“Siamo pronti a governare!”, con queste parole Virginia Raggi ha salutato le televisioni non appena la tendenza elettorale registrata dai sondaggisti la dava in testa come sindaco di Roma.

Adesso, a meno di tre mesi dal voto, lo slogan è diventato “Non mollo”.

Travolta da enormi difficoltà — come sarebbe accaduto a chiunque fosse stato eletto — e senza alcuna vera squadra politica e tecnica, annaspa letteralmente, mentre decisioni importanti che riguardano il futuro di Roma, come la candidatura per le olimpiadi del 2024, vengono prese direttamente da Grillo.



Ancora si tengono riunioni per riempire i vuoti nella Giunta capitolina e negli staff di servizio; si cerca di sanare la frattura del direttorio del Movimento, per ripristinare un controllo sulla giunta Raggi.

A prescindere dalle diverse vicende che si sono inanellate, a partire dal caso Raineri e sino a quello De Dominicis, la crisi romana si presta a tre considerazioni di carattere generale.



La prima è che le istituzioni locali non sono meno importanti di quelle centrali e non solo nel caso di città come Roma, Torino, Parma, ma per ogni comune degli oltre 8.100 comuni che compongono l’Italia; e così anche per le 107 province che la legge Delrio ha trasformato in pessimi consorzi senza una vera guida amministrativa e per le 20 regioni italiane su cui potrebbero cadere molto presto i problemi dell’ennesima riforma costituzionale dopo che i diversi governi centrali si sono mostrati incapaci di fare funzionare il sistema amministrativo locale e regionale.

Ora, ogni forza politica dovrebbe avere una cultura dell’autonomia, dell’autogoverno e del decentramento, come vorrebbe l’articolo 5 della nostra Costituzione. Sia chi difende la Costituzione, sia chi la vuole cambiare, dovrebbe avere contezza di questi principi e sapere esattamente quali vincoli e quali obblighi comportano per le strategie politiche dei partiti.



La seconda considerazione è che la nozione stessa di partito politico è diventata totalmente imprecisa, così come i suoi compiti. Ormai, li vediamo sempre più come dei contenitori facili da manovrare e gestire, che operano usurpando il consenso elettorale. 

Senza bisogno di ricorrere alla visione nostalgica dei partiti di massa, un partito politico è qualsivoglia movimento, gruppo o associazione che si sottoponga al procedimento elettorale per assumere una responsabilità istituzionale, di governo o di opposizione, locale o centrale, poco importa. 
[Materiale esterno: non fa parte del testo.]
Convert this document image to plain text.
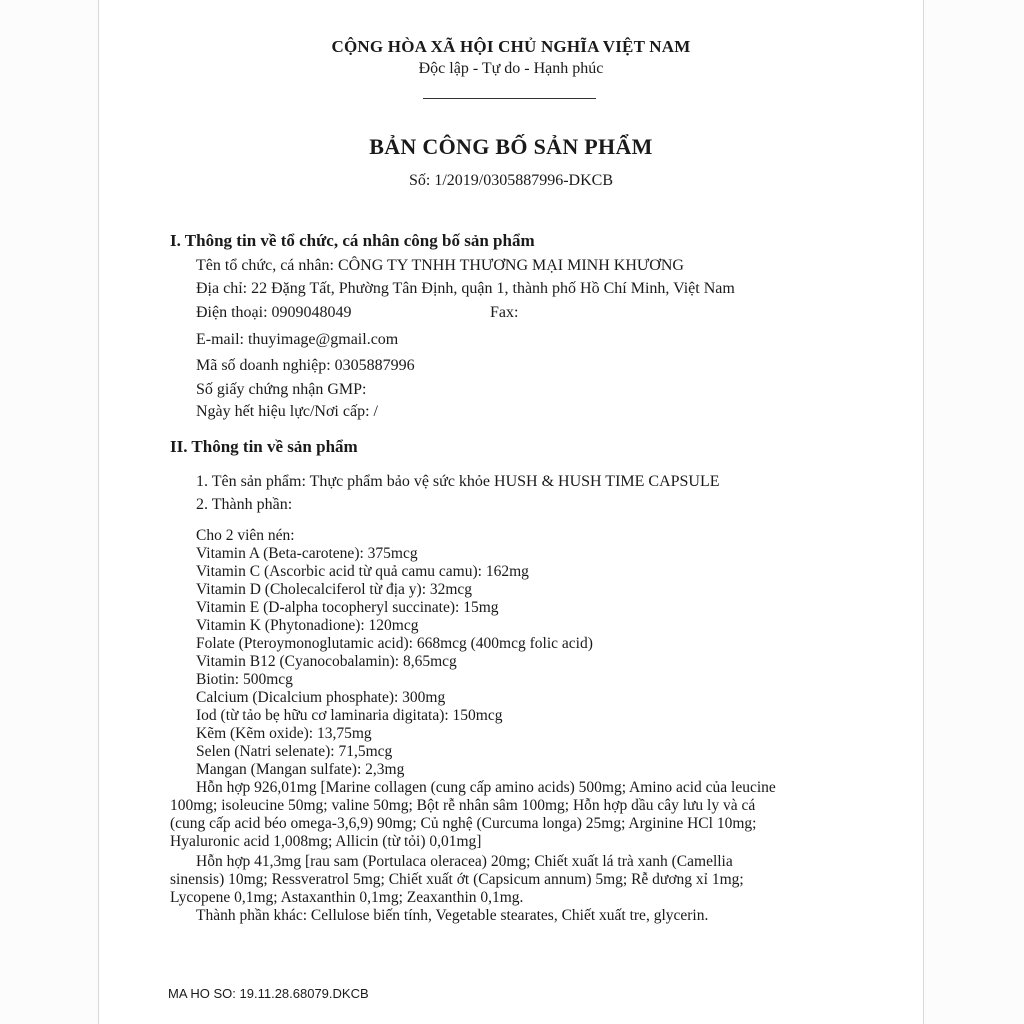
CỘNG HÒA XÃ HỘI CHỦ NGHĨA VIỆT NAM
Độc lập - Tự do - Hạnh phúc
BẢN CÔNG BỐ SẢN PHẨM
Số: 1/2019/0305887996-DKCB
I. Thông tin về tổ chức, cá nhân công bố sản phẩm
Tên tổ chức, cá nhân: CÔNG TY TNHH THƯƠNG MẠI MINH KHƯƠNG
Địa chỉ: 22 Đặng Tất, Phường Tân Định, quận 1, thành phố Hồ Chí Minh, Việt Nam
Điện thoại: 0909048049	Fax:
E-mail: thuyimage@gmail.com
Mã số doanh nghiệp: 0305887996
Số giấy chứng nhận GMP:
Ngày hết hiệu lực/Nơi cấp: /
II. Thông tin về sản phẩm
1. Tên sản phẩm: Thực phẩm bảo vệ sức khỏe HUSH & HUSH TIME CAPSULE
2. Thành phần:
Cho 2 viên nén:
Vitamin A (Beta-carotene): 375mcg
Vitamin C (Ascorbic acid từ quả camu camu): 162mg
Vitamin D (Cholecalciferol từ địa y): 32mcg
Vitamin E (D-alpha tocopheryl succinate): 15mg
Vitamin K (Phytonadione): 120mcg
Folate (Pteroymonoglutamic acid): 668mcg (400mcg folic acid)
Vitamin B12 (Cyanocobalamin): 8,65mcg
Biotin: 500mcg
Calcium (Dicalcium phosphate): 300mg
Iod (từ tảo bẹ hữu cơ laminaria digitata): 150mcg
Kẽm (Kẽm oxide): 13,75mg
Selen (Natri selenate): 71,5mcg
Mangan (Mangan sulfate): 2,3mg
Hỗn hợp 926,01mg [Marine collagen (cung cấp amino acids) 500mg; Amino acid của leucine
100mg; isoleucine 50mg; valine 50mg; Bột rễ nhân sâm 100mg; Hỗn hợp dầu cây lưu ly và cá
(cung cấp acid béo omega-3,6,9) 90mg; Củ nghệ (Curcuma longa) 25mg; Arginine HCl 10mg;
Hyaluronic acid 1,008mg; Allicin (từ tỏi) 0,01mg]
Hỗn hợp 41,3mg [rau sam (Portulaca oleracea) 20mg; Chiết xuất lá trà xanh (Camellia
sinensis) 10mg; Ressveratrol 5mg; Chiết xuất ớt (Capsicum annum) 5mg; Rễ dương xỉ 1mg;
Lycopene 0,1mg; Astaxanthin 0,1mg; Zeaxanthin 0,1mg.
Thành phần khác: Cellulose biến tính, Vegetable stearates, Chiết xuất tre, glycerin.
MA HO SO: 19.11.28.68079.DKCB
I due doveri dei partiti sono la selezione della classe politica, cioè di tutte le candidature, e il funzionamento delle istituzioni utilizzando — all’occorrenza — competenze tecniche. 
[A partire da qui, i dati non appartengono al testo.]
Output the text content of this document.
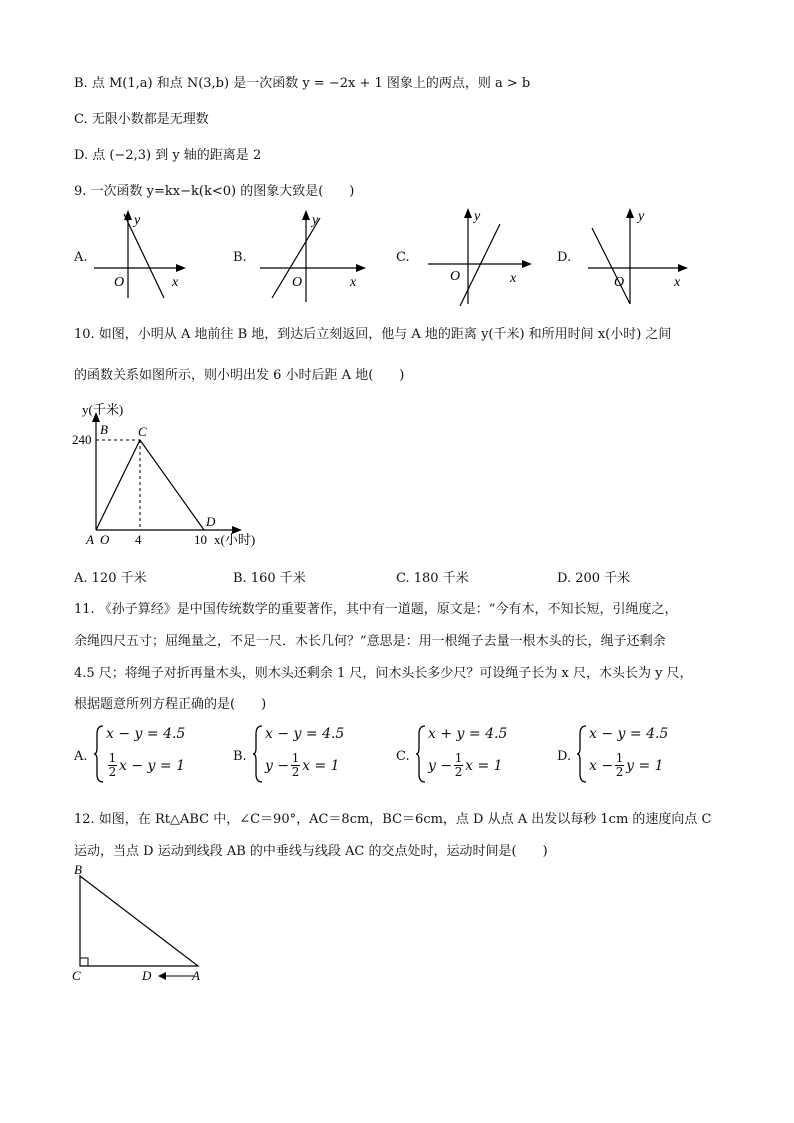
B. 点 M(1,a) 和点 N(3,b) 是一次函数 y = −2x + 1 图象上的两点，则 a > b
C. 无限小数都是无理数
D. 点 (−2,3) 到 y 轴的距离是 2
9. 一次函数 y=kx−k(k<0) 的图象大致是(　　)
A.
y
x
O
B.
y
x
O
C.
y
x
O
D.
y
x
O
10. 如图，小明从 A 地前往 B 地，到达后立刻返回，他与 A 地的距离 y(千米) 和所用时间 x(小时) 之间
的函数关系如图所示，则小明出发 6 小时后距 A 地(　　)
y(千米)
240
B C
D
A O 4	10 x(小时)
A. 120 千米	B. 160 千米	C. 180 千米	D. 200 千米
11. 《孙子算经》是中国传统数学的重要著作，其中有一道题，原文是：“今有木，不知长短，引绳度之，
余绳四尺五寸；屈绳量之，不足一尺．木长几何？”意思是：用一根绳子去量一根木头的长，绳子还剩余
4.5 尺；将绳子对折再量木头，则木头还剩余 1 尺，问木头长多少尺？可设绳子长为 x 尺，木头长为 y 尺，
根据题意所列方程正确的是(　　)
A.
x − y = 4.5
1
2 x − y = 1
B.
x − y = 4.5
y − 1
2 x = 1
C.
x + y = 4.5
y − 1
2 x = 1
D.
x − y = 4.5
x − 1
2 y = 1
12. 如图，在 Rt△ABC 中，∠C＝90°，AC＝8cm，BC＝6cm，点 D 从点 A 出发以每秒 1cm 的速度向点 C
运动，当点 D 运动到线段 AB 的中垂线与线段 AC 的交点处时，运动时间是(　　)
B
C	D	A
Entrambi questi doveri sono costantemente disattesi: per un verso, forze esterne impongono la selezione della classe politica; per l’altro, si assiste a quella che si può definire “l’alienazione tecnica del politico”.  

Al politico non si chiede di sapere tutto sul piano tecnico-scientifico, anche se qualcosa dovrebbe sapere, ma di scegliere — a suo gradimento — tecnici, possibilmente di valore, cui chiedere di conformare la decisione politica in modo scientificamente accettabile e perciò rispettando l’elaborazione che il tecnico può mettere a disposizione del politico, senza chiedere la fabbricazione di mostri, anche se, purtroppo, non mancano tecnici che, come il professor Frederick Frankenstein Junior, sono sempre pronti a esclamare “si può fare!”, invece di contrastare scelte che sin dall’inizio sono chiaramente il frutto dell’alienazione tecnica del politico e, perciò, completamente errate e politicamente dannose.

A questo punto, la terza considerazione risulta del tutto evidente e concerne ciò che accomuna il gruppo che si è formato attorno a Renzi e quello che si è formato attorno a Grillo: entrambi i gruppi credono di avere idee, ma non hanno un’ideologia che collochi il loro pensiero nella storia delle idee politiche; entrambi sono distanti dalla storia nazionale; entrambi conoscono in modo solo approssimativo come funzionano gli stati e le istituzioni europee; entrambi hanno una visione non democratica del potere, ma tendenzialmente personale; entrambi sono il frutto di una fase politica italiana inedita, caratterizzata dalla presenza di forze che perseguono interessi diversida quelli nazionali.

La politica non è un procedimento tecnico di “nudging” e un partito che non realizza il bene comune, sia a livello locale, sia a livello centrale, non si sa quanto possa durare, ma certamente non è destinato a entrare nella storia. Renzi e Grillo sono avvisati.